Kemarin (21/8), Menteri Dalam Negeri (Mendagri) Tjahjo Kumolo datang langsung ke Kota Solo untuk mengikuti rapat koordinasi pembentukan lembaga pengelola Keraton Kasunanan Surakarta. Tapi sayang, dia harus meninggalkan keraton dengan tangan hampa.
Sebabnya, pihak keraton tidak merasa menerima surat elektronik (email) berisi draf pemberian kuasa dari pemerintah pusat.

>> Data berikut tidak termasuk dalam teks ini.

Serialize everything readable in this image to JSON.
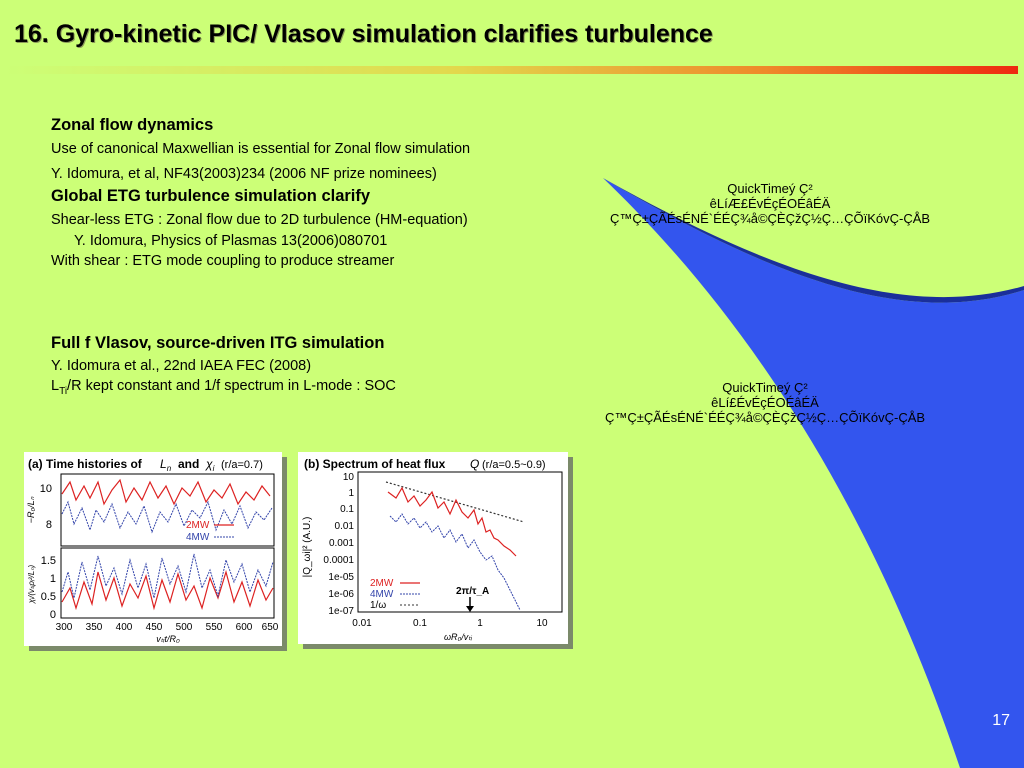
{
  "slide": {
    "title": "16. Gyro-kinetic PIC/ Vlasov simulation clarifies turbulence",
    "page_number": "17",
    "colors": {
      "background": "#ccff77",
      "sweep": "#3355ee",
      "title_bar_end": "#ee2a10"
    }
  },
  "zonal": {
    "heading": "Zonal flow dynamics",
    "line1": "Use of canonical Maxwellian is essential for Zonal flow simulation",
    "line2": "Y. Idomura, et al, NF43(2003)234  (2006 NF prize nominees)"
  },
  "etg": {
    "heading": "Global ETG turbulence simulation clarify",
    "line1": "Shear-less ETG : Zonal flow due to 2D turbulence (HM-equation)",
    "line2": "Y. Idomura, Physics of Plasmas 13(2006)080701",
    "line3": "With shear : ETG mode coupling to produce streamer"
  },
  "vlasov": {
    "heading": "Full f Vlasov, source-driven ITG simulation",
    "line1": "Y. Idomura et al., 22nd IAEA FEC (2008)",
    "line2_pre": "L",
    "line2_sub": "Ti",
    "line2_post": "/R kept constant and 1/f spectrum in L-mode : SOC"
  },
  "quicktime": [
    {
      "l1": "QuickTimeý Ç²",
      "l2": "êLíÆ£ÉvÉçÉOÉâÉÄ",
      "l3": "Ç™Ç±ÇÃÉsÉNÉ`ÉÉÇ¾å©ÇÈÇžÇ½Ç…ÇÕïKóvÇ-ÇÅB"
    },
    {
      "l1": "QuickTimeý Ç²",
      "l2": "êLí£ÉvÉçÉOÉâÉÄ",
      "l3": "Ç™Ç±ÇÃÉsÉNÉ`ÉÉÇ¾å©ÇÈÇžÇ½Ç…ÇÕïKóvÇ-ÇÅB"
    }
  ],
  "fig_a": {
    "label": "(a) Time histories of",
    "sym1": "L",
    "sym1_sub": "n",
    "and": "and",
    "sym2": "χ",
    "sym2_sub": "i",
    "cond": "(r/a=0.7)",
    "ylabel_top": "−R₀/Lₙ",
    "ylabel_bottom": "χᵢ/(vₜᵢρᵢ²/Lₙ)",
    "top_ticks": [
      "10",
      "8"
    ],
    "bottom_ticks": [
      "1.5",
      "1",
      "0.5",
      "0"
    ],
    "x_ticks": [
      "300",
      "350",
      "400",
      "450",
      "500",
      "550",
      "600",
      "650"
    ],
    "xlabel": "vₜᵢt/R₀",
    "legend": [
      "2MW",
      "4MW"
    ]
  },
  "fig_b": {
    "label": "(b) Spectrum of heat flux",
    "sym": "Q",
    "cond": "(r/a=0.5~0.9)",
    "y_ticks": [
      "10",
      "1",
      "0.1",
      "0.01",
      "0.001",
      "0.0001",
      "1e-05",
      "1e-06",
      "1e-07"
    ],
    "x_ticks": [
      "0.01",
      "0.1",
      "1",
      "10"
    ],
    "ylabel": "|Q_ωi|² (A.U.)",
    "xlabel": "ωR₀/vₜᵢ",
    "legend": [
      "2MW",
      "4MW",
      "1/ω"
    ],
    "annotation": "2π/τ_A"
  }
}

Selain mendagri, hadir pada pertemuan tersebut PB XIII Hangabehi, beserta kerabat, anggota dewan pertimbangan presiden (wantimpres) Subagyo HS, perwakilan Kementerian Pendidikan dan Kebudayaan, Kementerian Pariwisata serta Wali Kota Surakarta F.X. Hadi Rudyatmo.
Tjahjo mengawali pertemuan dengan memaparkan rencana pembentukan lembaga pengelola keraton hingga hak tugas dan wewenang lembaga tersebut. Selanjutnya, Subagyo HS memaparkan secara teknis pembentukan lembaga tersebut.
“Pertama, kita sepakati dulu draf pemberian kuasa dari Sinuhun kepada pemerintah dalam hal ini Kemendikbud untuk mengelola lembaga, entah namanya UPT (Unit Pelaksana Teknis) atau apa, itu nanti. Selanjutnya baru dibahas apa langka-langkah yang akan dilaksanakan,” ujarnya.
Sampai di situ, kondisi masih adem ayem. Suasana mulai panas saat sesi diskusi dibuka. Wali Kota Surakarta F.X. Hadi Rudyatmo yang memimpin sesi tersebut menekankan bahwa pembentukan lembaga di keraton tidak akan mempengaruhi kekuasaan Sinuhun sebagai raja Keraton Kasunanan Surakarta.
Jika terdapat wilayah yang tidak boleh dimasukkan dalam kesepakatan, Rudy meminta agar pihak keraton segera menyampaikan. Kemudian, dikatakan pula bahwa seluruh draf surat pemberian kuasa telah dikirim melalui surat elektronik alias email. Pengiriman email itu juga ditegaskan Kasubdit Program Evaluasi dan Dokumentasi Ditjen Kebudayaan Kemdikbud Judi Wahjudin.
“Draf sudah dikirim melalui email kepada Pak Ferry (Ferry Firman Nurwahyu, pengacara PB XIII Hangabehi, Red) pada 18 Agustus. Ada dua file yang dilampirkan, yakni justifikasi pembentukan UPT berdasarkan summary empat kali rapat sebelumnya, serta draf surat kuasa pengelolaan keraton dari PB XIII,” beber Judi.
Masalah email inilah yang menjadi polemik. Adik PB XIII, GKR Wandasari Koes Moertiyah angkat bicara. Pihaknya membantah telah menerima email tersebut. Sehingga keraton belum menerima dan membaca isi draf yang tertuang dalam surat kuasa tersebut.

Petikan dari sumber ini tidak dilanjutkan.